1. Zoek de zekeringenkast aan de passagierszijde van de motorruimte.
2. Zoek de zekering met het label 'Remlicht'.
3. Verwijder de zekering.
4. Controleer de zekering op beschadigingen. Als de zekering is doorgebrand, vervang deze dan door een nieuwe met hetzelfde ampèrage.
5. Als de zekering niet is doorgebrand, is de remlichtschakelaar mogelijk defect.
6. Om toegang te krijgen tot de stoplichtschakelaar moet u het onderste deel van de stuurkolomafdekking verwijderen.
7. De remlichtschakelaar bevindt zich net boven het rempedaal.
8. Koppel de elektrische connector los van de remlichtschakelaar.
9. Verwijder de twee bouten waarmee de remlichtschakelaar op zijn plaats zit.
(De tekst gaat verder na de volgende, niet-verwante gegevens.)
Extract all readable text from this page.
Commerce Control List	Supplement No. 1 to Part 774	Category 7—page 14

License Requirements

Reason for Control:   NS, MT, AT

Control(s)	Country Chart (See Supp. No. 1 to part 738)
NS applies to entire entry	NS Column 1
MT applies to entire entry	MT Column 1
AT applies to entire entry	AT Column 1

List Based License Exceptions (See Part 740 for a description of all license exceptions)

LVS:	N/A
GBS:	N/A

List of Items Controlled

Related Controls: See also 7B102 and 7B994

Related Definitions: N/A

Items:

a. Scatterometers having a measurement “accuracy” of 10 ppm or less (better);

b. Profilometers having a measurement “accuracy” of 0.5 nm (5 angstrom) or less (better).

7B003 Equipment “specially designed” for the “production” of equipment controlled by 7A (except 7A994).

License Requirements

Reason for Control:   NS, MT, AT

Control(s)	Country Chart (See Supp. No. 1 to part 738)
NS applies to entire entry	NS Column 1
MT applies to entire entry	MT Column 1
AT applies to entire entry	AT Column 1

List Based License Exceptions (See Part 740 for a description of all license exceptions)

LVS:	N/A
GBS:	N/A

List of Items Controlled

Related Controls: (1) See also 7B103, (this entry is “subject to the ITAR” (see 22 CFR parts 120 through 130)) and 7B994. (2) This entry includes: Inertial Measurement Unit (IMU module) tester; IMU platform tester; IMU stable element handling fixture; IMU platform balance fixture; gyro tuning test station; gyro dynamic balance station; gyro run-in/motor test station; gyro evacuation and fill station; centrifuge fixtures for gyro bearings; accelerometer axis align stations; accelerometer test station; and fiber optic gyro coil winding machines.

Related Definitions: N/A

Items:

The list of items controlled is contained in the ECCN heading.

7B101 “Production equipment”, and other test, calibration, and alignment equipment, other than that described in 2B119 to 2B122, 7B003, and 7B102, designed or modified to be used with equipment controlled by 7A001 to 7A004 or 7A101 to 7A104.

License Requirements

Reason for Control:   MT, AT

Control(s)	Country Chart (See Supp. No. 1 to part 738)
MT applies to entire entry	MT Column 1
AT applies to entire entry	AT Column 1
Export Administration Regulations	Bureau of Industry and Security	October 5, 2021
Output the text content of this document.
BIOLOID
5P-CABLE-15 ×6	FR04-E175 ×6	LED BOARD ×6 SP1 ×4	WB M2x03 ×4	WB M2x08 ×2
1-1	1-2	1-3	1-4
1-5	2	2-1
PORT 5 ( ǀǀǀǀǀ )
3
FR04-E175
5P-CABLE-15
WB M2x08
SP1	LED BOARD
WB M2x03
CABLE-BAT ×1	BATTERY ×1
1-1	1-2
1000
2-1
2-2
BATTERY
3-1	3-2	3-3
10. Haal de oude remlichtschakelaar eruit en gooi deze weg.
11. Installeer de nieuwe remlichtschakelaar en draai de bouten vast.
12. Sluit de elektrische connector weer aan op de remlichtschakelaar.
13. Plaats het onderste deel van de stuurkolomafdekking terug.
14. Plaats de zekering 'Remlicht' terug.
15. Test de stoplichten om er zeker van te zijn dat ze correct werken.